I’m pretty sure I would suck salt water and spit it out if I could get some air eventually.
The problem with sucking salt water is that the larnyx will close and then you will not suck anything. I managed to flood my lungs with salt water by determined sucking of a leaking regulator this past summer. That is what happens when a feller is drowning. The larnyx closes and then there was no more sucking. And being still at 90 feet and with a minor deco obligation and seperated from my gaggle of buddies I was pretty much close to dead. I grayed out but managed to maintain some semblance of consciousness by focusing on completing a task, clipping my camera up and deploying my sausage, whilst (mentally) whistling Dixie waiting for my larynx to open enough to get some air and more importantly expel the seawater now residing in my lungs. It took about two minutes and while I cannot be certain of the time I figure I had not gotten a clean breath in close to five minutes. Yes, I survived, yes, I bled from my mouth and lungs, yes, I got pneumonia, yes, I kept diving for the remainder of my trip. My point is, do not plan on breathing much in the way of seawater, lungs are not gills and we are not designed for it. Best to be avoided.

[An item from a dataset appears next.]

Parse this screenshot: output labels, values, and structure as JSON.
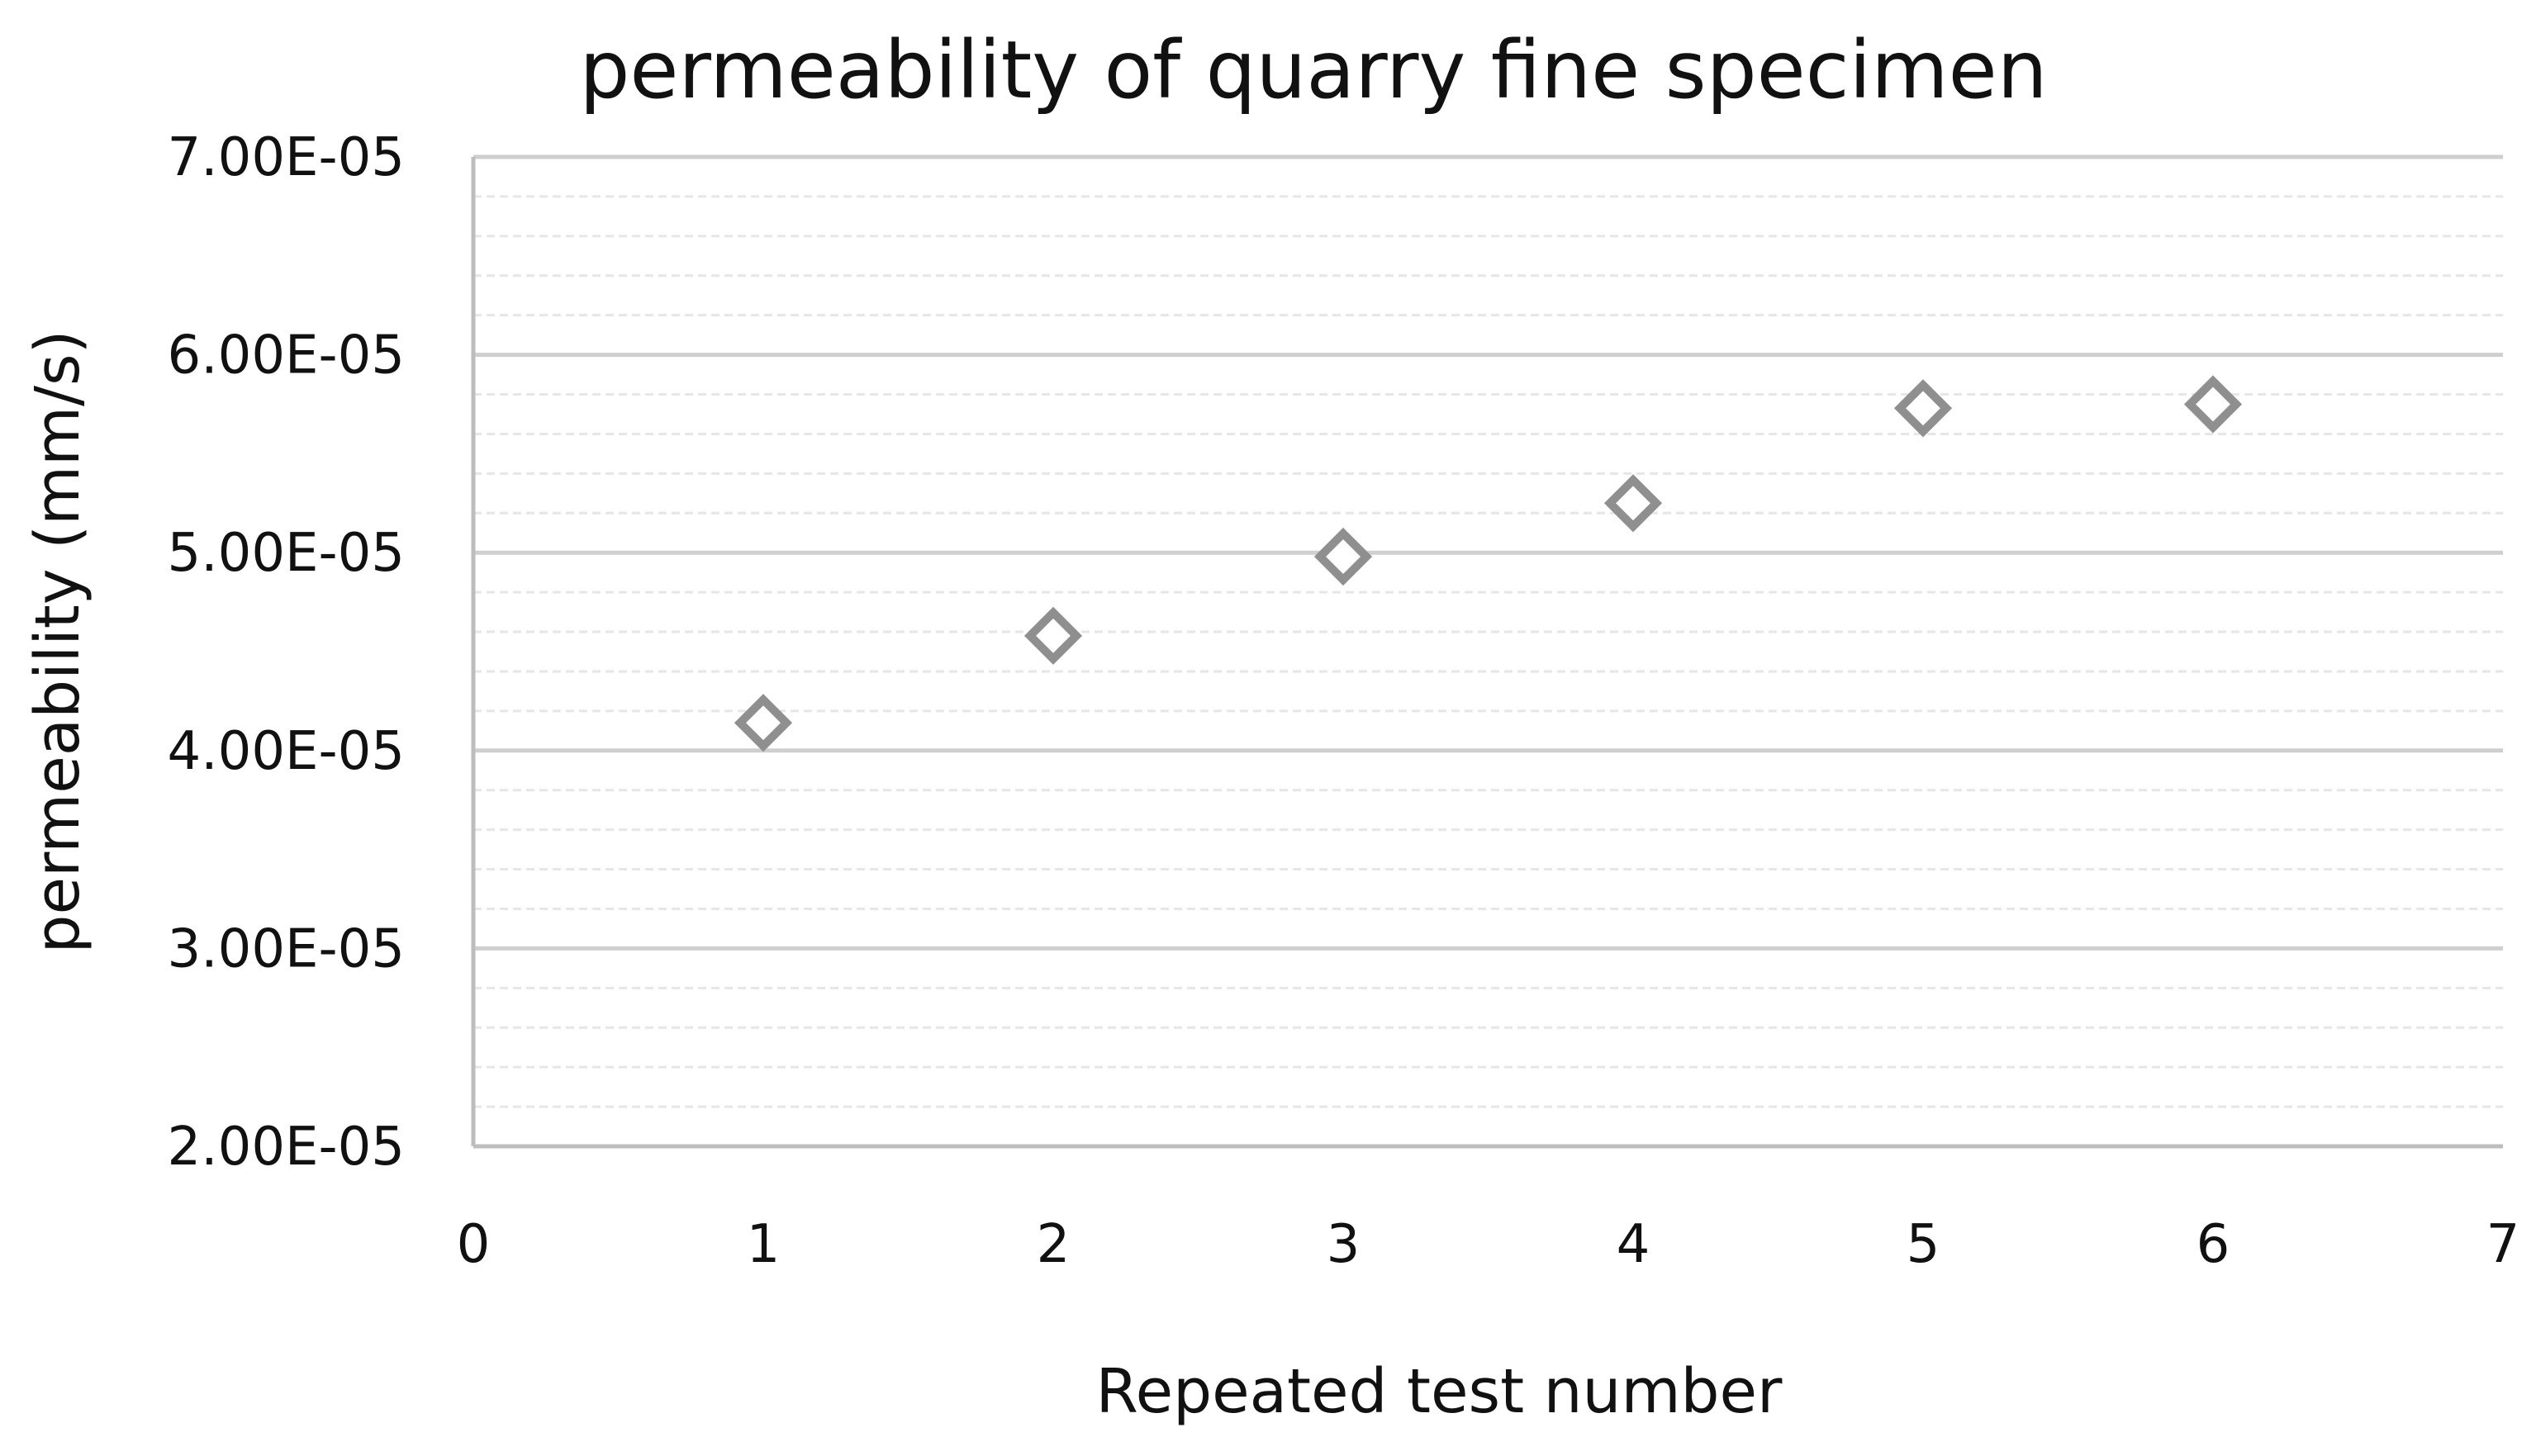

So, I have began an upgrade and reevaluation program (not just equipment) that is mostly centered around Mark V and Mark 20/25 and a new Mark 17 firsts coupled with a small fleet of G250, G260 and a couple of R190s as primary sets and an AL Core set and Titan LX set for my working regs. And anything that does not have an S on it (save for my Core/Titan LX/Legend) somewhere is being demoted and relegated to pretty fish dives.
I got a Mark X from one of the "usual suspects" and it is not set up for a Spec boot and it has the teeny tiny little ambient holes. I think I will just squirt it full of silicone and slip a road bike tube over or if feeling brave, put it in my drill press and size the ambient holes up with a number 21 drill bit. I think the woes described to and of piston regs and sand are perhaps a little exagggerated. Though Scubapro could have made rinsing the piston/spring chamber easier by providing the large ambient holes of the Mark V in the later second stages, well, I guess they are back to that now.
I have seen a diaphragm regulator lock up from being flooded. It was a Conshelf. The amount of water is very small. The regulator did clear itself but not immediately. In Bonaire a few months back my wife's Legend was fitted to the typical horrid resort K valve and it began to leak profusely from the valve face O-ring. One of out group managed to reseat the first stage by shutting the valve off and loosening the regulator. The Legend has ACD. The ACD valve must have closed as no water was found in the first stage. The internal condition was found to be pristine when I later opened it up. It was such an attempt to fix a leaking valve some approximately 50 years ago in Little River that resulted in the Conshelf first flooding and then locking up. The regulator had hit the ceiling and bent the yoke knob and was spewing precious air at a most inopportune time. At least that is how I remember it, a lot of brain cells have died in the interim.